IL GIUDIZIO DI PIA COVRE
Il comitato per i diritti delle prostitute: "D'accordo. Legalizziamo il lavoro in casa. Ma poi pensiamo alle ragazze straniere"
ASSUNTA SARLO
da "Il Manifesto" del 06 luglio 2000

Al comitato per i diritti civili delle prostitute piace l'idea di esercitare la prostituzione al chiuso.

Pia Covre, era una vostra vecchia proposta quelle delle cooperative.

Noi siamo assolutamente d'accordo con la ministra Turco nel superare la limitazione di legge che vieta l'esercizio della prostituzione al chiuso, ma pensiamo a due, massimo tre prostitute che condividono una casa. Altra cosa è la cooperativa, sulla quale abbiamo avuto un ripensamento: ciò che si può condividere è la gestione, non certo il lavoro, che è un rapporto personale tra me e il cliente. E poi chi dice che non si inneschino meccanismi di sfruttamento? Mettere le mani su un gruppo di nove, dieci donne è un affare... Dobbiamo guardare a cosa è successo in Olanda, dove nei quartieri a luci rosse sono arrivati i trafficanti di donne straniere, che si sono accaparrati il mercato con ricatti e pressioni su chi prima faceva l'affittacamere.
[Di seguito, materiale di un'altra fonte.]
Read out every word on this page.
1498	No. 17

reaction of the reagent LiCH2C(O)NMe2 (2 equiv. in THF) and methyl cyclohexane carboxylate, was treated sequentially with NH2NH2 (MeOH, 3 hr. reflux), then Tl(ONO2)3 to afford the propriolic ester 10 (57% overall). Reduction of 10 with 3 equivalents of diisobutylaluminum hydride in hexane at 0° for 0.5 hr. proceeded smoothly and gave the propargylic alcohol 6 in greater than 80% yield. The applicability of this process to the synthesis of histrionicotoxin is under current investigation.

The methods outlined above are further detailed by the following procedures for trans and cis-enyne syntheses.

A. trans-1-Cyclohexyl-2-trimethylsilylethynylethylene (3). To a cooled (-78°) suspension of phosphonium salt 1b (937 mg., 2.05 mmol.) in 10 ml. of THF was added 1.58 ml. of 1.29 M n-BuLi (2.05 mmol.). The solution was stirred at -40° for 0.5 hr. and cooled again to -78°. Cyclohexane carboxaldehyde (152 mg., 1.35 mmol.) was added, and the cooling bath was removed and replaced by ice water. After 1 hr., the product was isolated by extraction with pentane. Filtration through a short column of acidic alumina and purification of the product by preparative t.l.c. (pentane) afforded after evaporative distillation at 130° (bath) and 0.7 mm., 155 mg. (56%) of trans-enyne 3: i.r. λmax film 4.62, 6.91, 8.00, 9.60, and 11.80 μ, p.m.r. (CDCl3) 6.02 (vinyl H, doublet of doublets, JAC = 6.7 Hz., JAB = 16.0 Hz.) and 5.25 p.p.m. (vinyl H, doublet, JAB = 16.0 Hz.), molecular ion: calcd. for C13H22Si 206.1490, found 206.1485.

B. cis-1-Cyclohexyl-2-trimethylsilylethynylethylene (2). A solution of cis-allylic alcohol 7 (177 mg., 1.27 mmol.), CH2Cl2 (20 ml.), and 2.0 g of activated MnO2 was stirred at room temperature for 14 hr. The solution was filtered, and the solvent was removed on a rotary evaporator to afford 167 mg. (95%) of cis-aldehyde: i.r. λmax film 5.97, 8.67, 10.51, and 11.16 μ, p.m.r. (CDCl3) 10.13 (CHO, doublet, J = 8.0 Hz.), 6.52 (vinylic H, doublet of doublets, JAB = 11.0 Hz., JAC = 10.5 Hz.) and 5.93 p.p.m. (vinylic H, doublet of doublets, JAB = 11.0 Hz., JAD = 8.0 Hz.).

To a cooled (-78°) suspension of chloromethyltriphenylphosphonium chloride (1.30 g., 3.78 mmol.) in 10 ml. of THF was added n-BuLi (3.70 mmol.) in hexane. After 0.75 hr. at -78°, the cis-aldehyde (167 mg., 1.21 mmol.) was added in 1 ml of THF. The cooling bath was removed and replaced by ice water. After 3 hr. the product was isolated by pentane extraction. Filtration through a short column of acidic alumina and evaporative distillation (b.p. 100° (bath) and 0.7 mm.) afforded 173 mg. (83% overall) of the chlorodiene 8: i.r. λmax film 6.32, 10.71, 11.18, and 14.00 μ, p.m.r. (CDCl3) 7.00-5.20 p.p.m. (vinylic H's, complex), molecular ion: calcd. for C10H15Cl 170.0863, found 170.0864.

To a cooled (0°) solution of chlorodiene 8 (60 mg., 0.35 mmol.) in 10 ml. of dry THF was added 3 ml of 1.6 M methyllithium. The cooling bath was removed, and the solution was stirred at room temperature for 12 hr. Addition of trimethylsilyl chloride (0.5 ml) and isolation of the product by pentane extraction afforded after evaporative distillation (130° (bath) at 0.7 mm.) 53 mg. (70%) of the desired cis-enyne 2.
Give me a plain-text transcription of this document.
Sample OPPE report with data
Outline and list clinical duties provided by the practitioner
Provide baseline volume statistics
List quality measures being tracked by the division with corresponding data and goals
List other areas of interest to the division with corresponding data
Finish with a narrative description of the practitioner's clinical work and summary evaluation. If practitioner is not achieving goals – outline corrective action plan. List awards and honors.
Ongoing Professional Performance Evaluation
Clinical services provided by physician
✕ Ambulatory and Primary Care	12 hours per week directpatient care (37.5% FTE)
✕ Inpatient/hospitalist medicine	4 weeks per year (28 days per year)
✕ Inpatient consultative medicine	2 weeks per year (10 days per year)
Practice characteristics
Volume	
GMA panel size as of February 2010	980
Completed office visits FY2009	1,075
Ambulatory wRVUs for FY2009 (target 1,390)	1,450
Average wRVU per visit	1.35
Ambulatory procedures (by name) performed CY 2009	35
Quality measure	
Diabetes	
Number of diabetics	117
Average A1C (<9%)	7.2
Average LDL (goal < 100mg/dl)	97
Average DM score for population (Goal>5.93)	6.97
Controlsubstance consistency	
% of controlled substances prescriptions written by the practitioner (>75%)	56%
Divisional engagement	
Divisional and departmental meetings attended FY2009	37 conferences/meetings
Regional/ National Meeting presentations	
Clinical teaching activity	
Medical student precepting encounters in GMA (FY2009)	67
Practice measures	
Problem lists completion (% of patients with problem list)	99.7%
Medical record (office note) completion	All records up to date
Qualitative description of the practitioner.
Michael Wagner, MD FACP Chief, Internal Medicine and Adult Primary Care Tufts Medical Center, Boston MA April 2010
Noi diciamo: legalizziamo il lavoro in casa, troviamo soluzioni nelle città, come orari e aree pedonali. E pensiamo alle straniere.
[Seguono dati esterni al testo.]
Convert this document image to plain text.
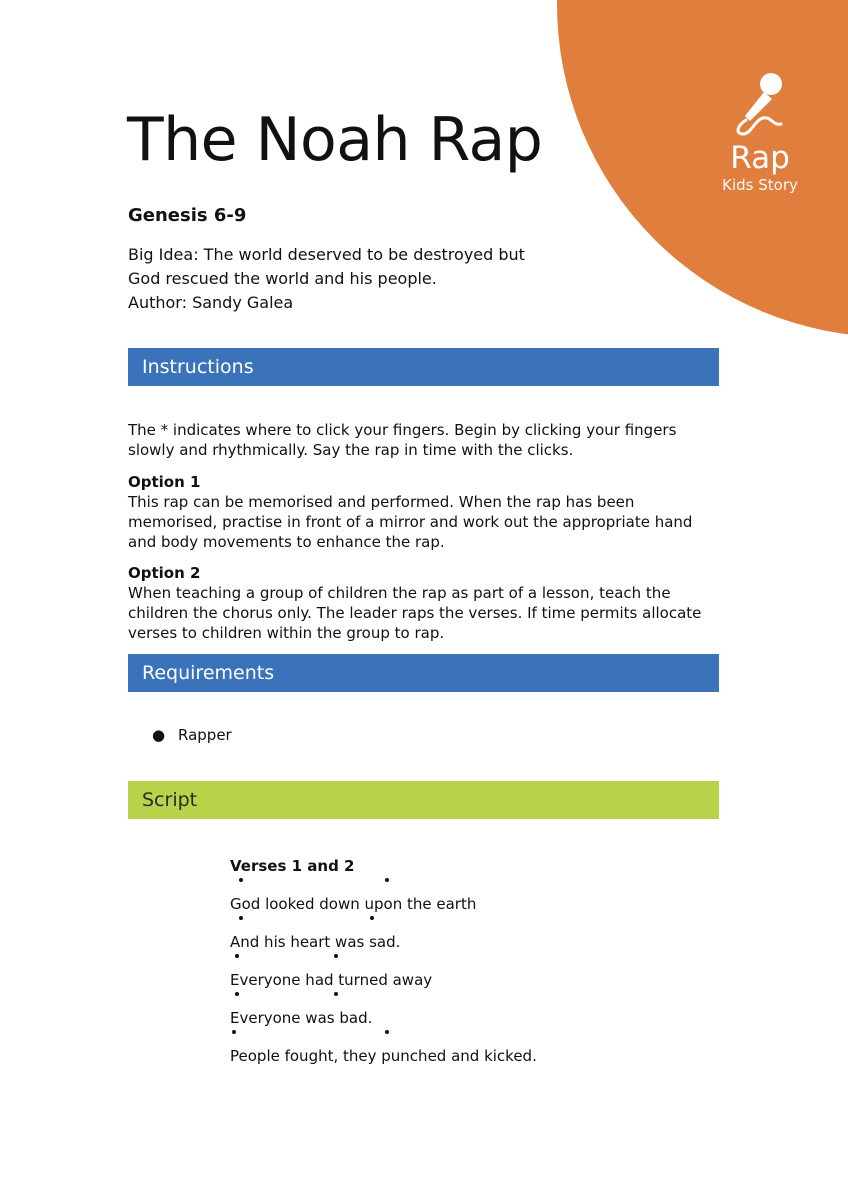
Rap
Kids Story
The Noah Rap
Genesis 6-9
Big Idea: The world deserved to be destroyed but
God rescued the world and his people.
Author: Sandy Galea
Instructions

The * indicates where to click your fingers. Begin by clicking your fingers slowly and rhythmically. Say the rap in time with the clicks.

Option 1

This rap can be memorised and performed. When the rap has been memorised, practise in front of a mirror and work out the appropriate hand and body movements to enhance the rap.

Option 2

When teaching a group of children the rap as part of a lesson, teach the children the chorus only. The leader raps the verses. If time permits allocate verses to children within the group to rap.

Requirements
● Rapper
Script
Verses 1 and 2
God looked down upon the earth
And his heart was sad.
Everyone had turned away
Everyone was bad.
People fought, they punched and kicked.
Che cosa occorre fare per loro?

Renderle legali. Mi spiego: quando Turco parla di case in affitto, di cooperative, parla di una fetta piccolissima della prostituzione che potrebbe accedere a queste soluzioni. In strada il 90 per cento sono straniere e senza documenti. L'articolo 18 della legge sull'immigrazione, che consente programmi di protezione per le vittime della tratta che denuncino gli sfruttatori o siano in pericolo, è un ottimo articolo, ma le maglie sono troppo strette. Io lavoro in un progetto a Trieste con 25 donne colombiane. Non sono sfruttate, non hanno nessuno da denunciare e sono irregolari: alcune di loro vorrebbero cambiare il lavoro, ma non possono perchè sono senza documenti. Per lo stesso motivo altre non possono affittare una casa.

Per queste donne perchè non studiare una soluzione, come un permesso temporaneo?
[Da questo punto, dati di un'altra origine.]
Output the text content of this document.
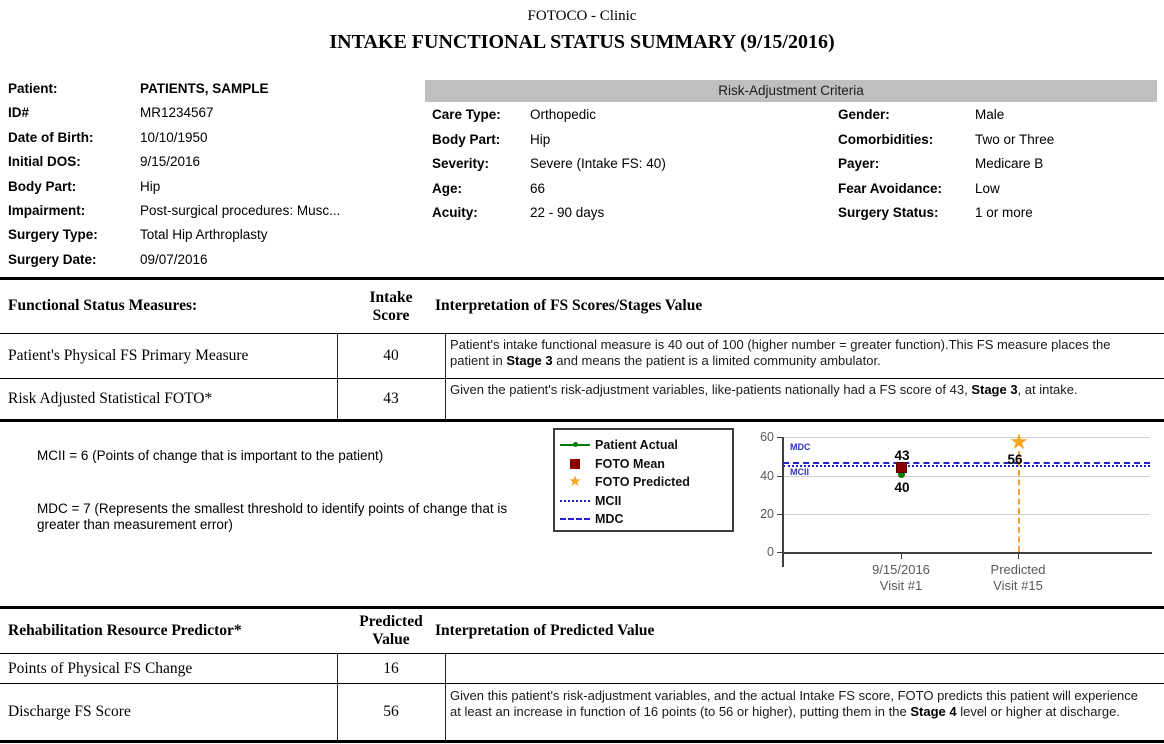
FOTOCO - Clinic
INTAKE FUNCTIONAL STATUS SUMMARY (9/15/2016)
Patient:	PATIENTS, SAMPLE
ID#	MR1234567
Date of Birth:	10/10/1950
Initial DOS:	9/15/2016
Body Part:	Hip
Impairment:	Post-surgical procedures: Musc...
Surgery Type:	Total Hip Arthroplasty
Surgery Date:	09/07/2016
Risk-Adjustment Criteria
Care Type: Orthopedic
Body Part: Hip
Severity:	Severe (Intake FS: 40)
Age:	66
Acuity:	22 - 90 days
Gender:	Male
Comorbidities:	Two or Three
Payer:	Medicare B
Fear Avoidance: Low
Surgery Status:	1 or more
Functional Status Measures:	Intake Score
Interpretation of FS Scores/Stages Value
Patient's Physical FS Primary Measure	40
Patient's intake functional measure is 40 out of 100 (higher number = greater function).This FS measure places the patient in Stage 3 and means the patient is a limited community ambulator.
Risk Adjusted Statistical FOTO*	43
Given the patient's risk-adjustment variables, like-patients nationally had a FS score of 43, Stage 3, at intake.
MCII = 6 (Points of change that is important to the patient)
MDC = 7 (Represents the smallest threshold to identify points of change that is greater than measurement error)
Patient Actual
FOTO Mean
★	FOTO Predicted
MCII
MDC
60
40
20
0
MDC
MCII
★
43
40
56
9/15/2016
Visit #1
Predicted
Visit #15
Rehabilitation Resource Predictor*
Predicted Value
Interpretation of Predicted Value
Points of Physical FS Change	16
Discharge FS Score	56
Given this patient's risk-adjustment variables, and the actual Intake FS score, FOTO predicts this patient will experience at least an increase in function of 16 points (to 56 or higher), putting them in the Stage 4 level or higher at discharge.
Non si tratta di legalizzare la prostituzione, ma di regolarizzare le straniere, usando il parametro della capacità economica di vivere in Italia. Facile obiezione: un provvedimento di questo tipo incentiverebbe gli arrivi e richiederebbe una capacità della politica di andare controcorrente rispetto agli umori diffusi in materia di prostituzione. Bisogna dire che, se non fai nulla, non è che queste persone smettono di arrivare, e l'irregolarità incentiva lo sfruttamento. E poi: le ricette repressive le applica meglio la destra, non è così che la sinistra prende più voti. Non vogliamo spingere il governo al riconoscimento di questo lavoro, ma occorrono soluzioni innovative e non di stampo repressivo anche a livello locale.